My children, by way of example, openly acknowledge that their survival lies in the realm of the supernatural, having spent lockdown with me. Nothing else explains why we have not sought to have them re-homed.

In addition, I would argue that to celebrate the festival of Purim next Friday, when each of the last 363 days of lockdown felt exactly like Purim, seems a little pointless. Because the month of Adar and the festival of Purim is about an “upside down world.” It is a time of altered perspective, with the past year having been the most topsy turvy of all our experiences.

But that speaks to the general. It’s in the specifics that it becomes even more interesting.

Especially the drinking part.  At time when we could access alcohol.
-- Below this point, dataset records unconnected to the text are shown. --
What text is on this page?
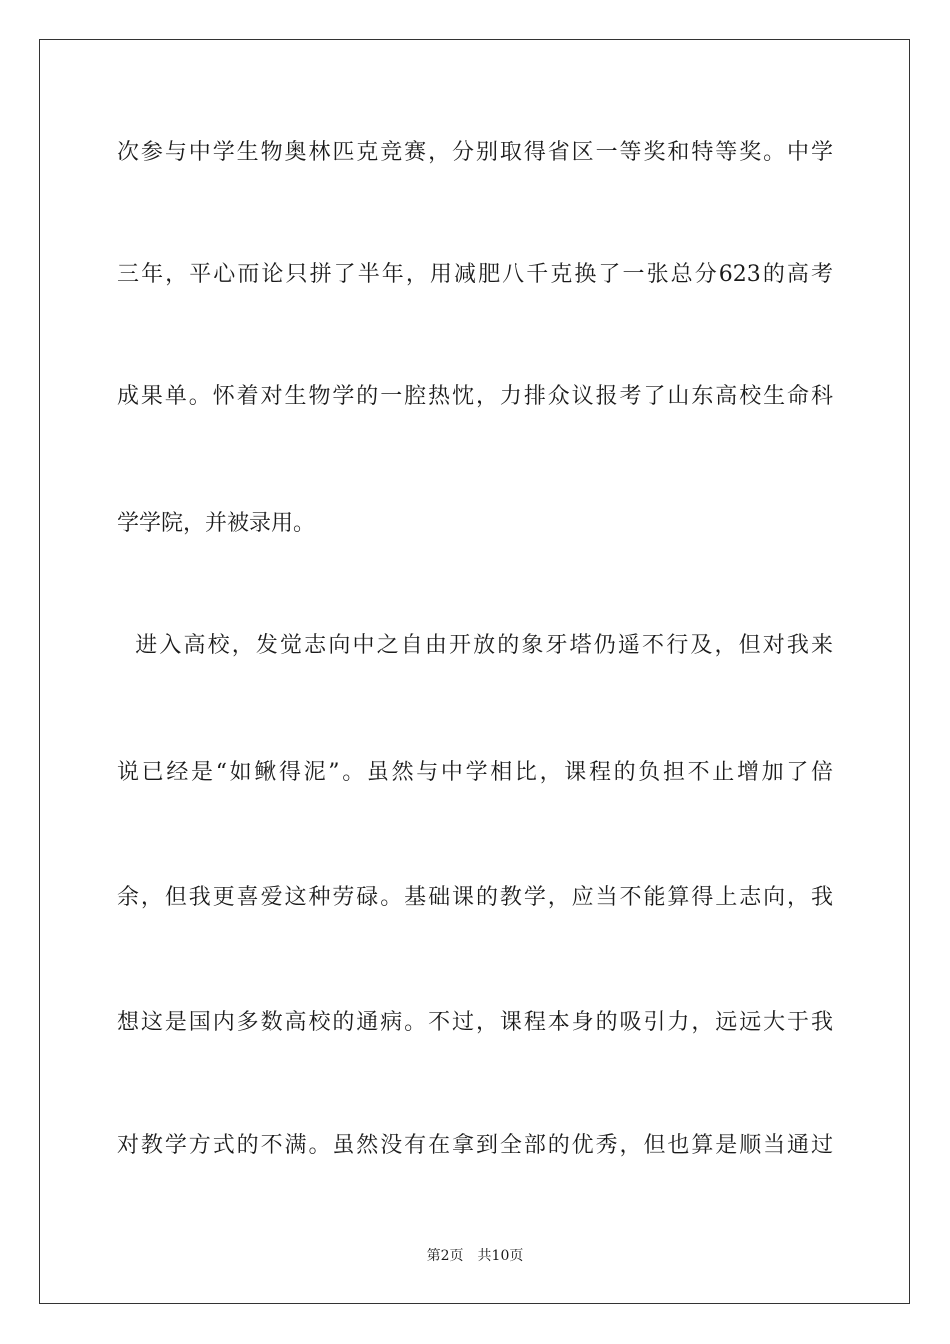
次参与中学生物奥林匹克竞赛，分别取得省区一等奖和特等奖。中学
三年，平心而论只拼了半年，用减肥八千克换了一张总分623的高考
成果单。怀着对生物学的一腔热忱，力排众议报考了山东高校生命科
学学院，并被录用。
进入高校，发觉志向中之自由开放的象牙塔仍遥不行及，但对我来
说已经是“如鳅得泥”。虽然与中学相比，课程的负担不止增加了倍
余，但我更喜爱这种劳碌。基础课的教学，应当不能算得上志向，我
想这是国内多数高校的通病。不过，课程本身的吸引力，远远大于我
对教学方式的不满。虽然没有在拿到全部的优秀，但也算是顺当通过
第2页 共10页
It’s not that we have become dependent.

And the part about not being able to tell the difference between Mordechai and Haman. Mordechai and Haman? Let’s be real. Most of us find it hard to tell if its Tuesday or Wednesday on any given Monday. Those two characters will be a cinch when it comes to muddling them up. I hardly even need alcohol to aid in the confusion. Further, because, hypothetically one’s 16-year-old daughter who has little access to her friends, except by way of technology is now at home most the time, it (hypothetically becomes important to learn the names of the main characters in her “megillah.” At 52 years old I have trouble remembering which one of the Purim characters Esther was – let alone trying to distinguish from modern day Kaycee from Kayla from Kaylee or Kylie. Haman and Mordechai are practically the “Maths Lit” of the mix-up challenge.

I don’t even need to mention masks because that’s too obvious. Or the money for the poor. Or the baking.

In 2020 in both the United States and in Israel Purim was the start of the first wave. Our timing is good in that we have ended the second one. Whereas I don’t really want to cancel one of my favourite festivals, it is not a time to abandon caution and to revel in the day. Perhaps, rather, we can continue to look for the hand of G-d in all the places that we least expect to find Him.